7 · Reading list & companion repository
Reading list (seven sources, in this order):
- Wasserstein & Lazar (2016) “The ASA Statement on p-Values” The American Statistician.
- Gelman & Loken (2014) “The Garden of Forking Paths” American Scientist.
- Ioannidis (2005) “Why Most Published Research Findings Are False” PLoS Medicine.
- Hansen, Lunde & Nason (2011) “The Model Confidence Set” Econometrica.
- Slack et al. (2020) “Fooling LIME and SHAP” arXiv 1911.02508.
- MIT NANDA (2025) “State of AI in Business 2025” (press account Fortune 18 August 2025).
- Gartner (29 July 2024) Predicts 30 % of Generative AI Projects Will Be Abandoned After Proof of Concept by End of 2025.
Companion repository:
github.com/myBytesResearch/truth-check-template.
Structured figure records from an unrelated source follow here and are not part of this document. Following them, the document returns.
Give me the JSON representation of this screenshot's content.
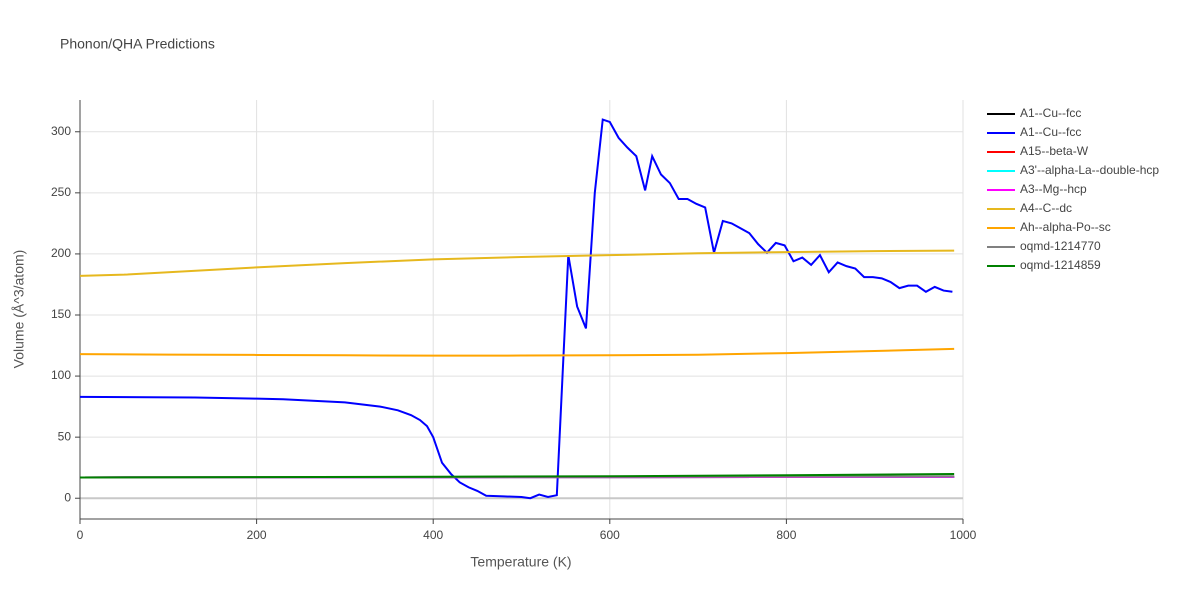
{
  "chart_data": {
    "type": "line",
    "title": "Phonon/QHA Predictions",
    "x_label": "Temperature (K)",
    "y_label": "Volume (Å^3/atom)",
    "xlim": [
      0,
      1000
    ],
    "ylim": [
      -17,
      326
    ],
    "xticks": [
      0,
      200,
      400,
      600,
      800,
      1000
    ],
    "yticks": [
      0,
      50,
      100,
      150,
      200,
      250,
      300
    ],
    "grid": true,
    "legend": "right",
    "series": [
      {
        "name": "A1--Cu--fcc",
        "color": "#000000",
        "x": [
          0,
          200,
          400,
          600,
          800,
          990
        ],
        "values": [
          17,
          17.1,
          17.2,
          17.3,
          17.4,
          17.5
        ]
      },
      {
        "name": "A1--Cu--fcc",
        "color": "#0000ff",
        "x": [
          0,
          130,
          200,
          230,
          300,
          340,
          360,
          375,
          385,
          393,
          400,
          410,
          420,
          430,
          440,
          450,
          460,
          480,
          500,
          510,
          520,
          530,
          540,
          553,
          563,
          573,
          583,
          592,
          600,
          610,
          620,
          630,
          640,
          648,
          658,
          668,
          678,
          688,
          698,
          708,
          718,
          728,
          738,
          748,
          758,
          768,
          778,
          788,
          798,
          808,
          818,
          828,
          838,
          848,
          858,
          868,
          878,
          888,
          898,
          908,
          918,
          928,
          938,
          948,
          958,
          968,
          978,
          988
        ],
        "values": [
          83,
          82.5,
          81.5,
          81,
          78.5,
          75,
          72,
          68,
          64,
          59,
          50,
          29,
          20,
          13,
          9,
          6,
          2,
          1.5,
          1,
          0,
          3,
          1,
          2.5,
          199,
          157,
          139,
          250,
          310,
          308,
          295,
          287,
          280,
          252,
          280,
          265,
          258,
          245,
          245,
          241,
          238,
          201,
          227,
          225,
          221,
          217,
          208,
          201,
          209,
          207,
          194,
          197,
          191,
          199,
          185,
          193,
          190,
          188,
          181,
          181,
          180,
          177,
          172,
          174,
          174,
          169,
          173,
          170,
          169
        ]
      },
      {
        "name": "A15--beta-W",
        "color": "#ff0000",
        "x": [
          0,
          200,
          400,
          600,
          800,
          990
        ],
        "values": [
          17,
          17.1,
          17.2,
          17.3,
          17.4,
          17.5
        ]
      },
      {
        "name": "A3'--alpha-La--double-hcp",
        "color": "#00ffff",
        "x": [
          0,
          200,
          400,
          600,
          800,
          990
        ],
        "values": [
          17,
          17.1,
          17.2,
          17.3,
          17.4,
          17.5
        ]
      },
      {
        "name": "A3--Mg--hcp",
        "color": "#ff00ff",
        "x": [
          0,
          200,
          400,
          600,
          800,
          990
        ],
        "values": [
          17,
          17.1,
          17.2,
          17.3,
          17.4,
          17.5
        ]
      },
      {
        "name": "A4--C--dc",
        "color": "#e6b81e",
        "x": [
          0,
          50,
          100,
          200,
          300,
          400,
          500,
          600,
          700,
          800,
          900,
          990
        ],
        "values": [
          182,
          183,
          185,
          189,
          192.5,
          195.5,
          197.5,
          199,
          200.5,
          201.5,
          202.3,
          202.7
        ]
      },
      {
        "name": "Ah--alpha-Po--sc",
        "color": "#ffa500",
        "x": [
          0,
          100,
          200,
          300,
          400,
          500,
          600,
          700,
          800,
          900,
          990
        ],
        "values": [
          118,
          117.6,
          117.3,
          117,
          116.7,
          116.8,
          117,
          117.5,
          118.8,
          120.5,
          122.3
        ]
      },
      {
        "name": "oqmd-1214770",
        "color": "#808080",
        "x": [
          0,
          200,
          400,
          600,
          800,
          990
        ],
        "values": [
          17,
          17.2,
          17.4,
          17.6,
          17.8,
          18
        ]
      },
      {
        "name": "oqmd-1214859",
        "color": "#008000",
        "x": [
          0,
          200,
          400,
          600,
          800,
          990
        ],
        "values": [
          17,
          17.3,
          17.6,
          18,
          18.8,
          19.8
        ]
      }
    ]
  }
}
Contains the templates for claim map, anchor mapping and reproducibility bundle, a demo notebook that
reproduces the claim map of this article, as well as a CITATION.cff for citability. CC BY 4.0 for
content, MIT for code examples. Forks and pull requests welcome. The protocol is explicitly not a
myBytes-internal asset but our invitation to the community of practice.
Closing
The protocol did not arise from a methodological preference but from concrete mistakes we made in our own drafts before they were published. Each of the seven steps has such a mistake in view. Anyone who reads them therefore sees less a methodological ideology than a self-commitment. The protocol does not filter out the competition, but our own haste.
Should you wish to adopt, adapt or criticize the protocol for your own work, that pleases us. The companion repository is open for it. And should you take offence at one of the claims formulated here because it does not hold up to a check by the rules of the protocol, that is exactly the objection this article deserves.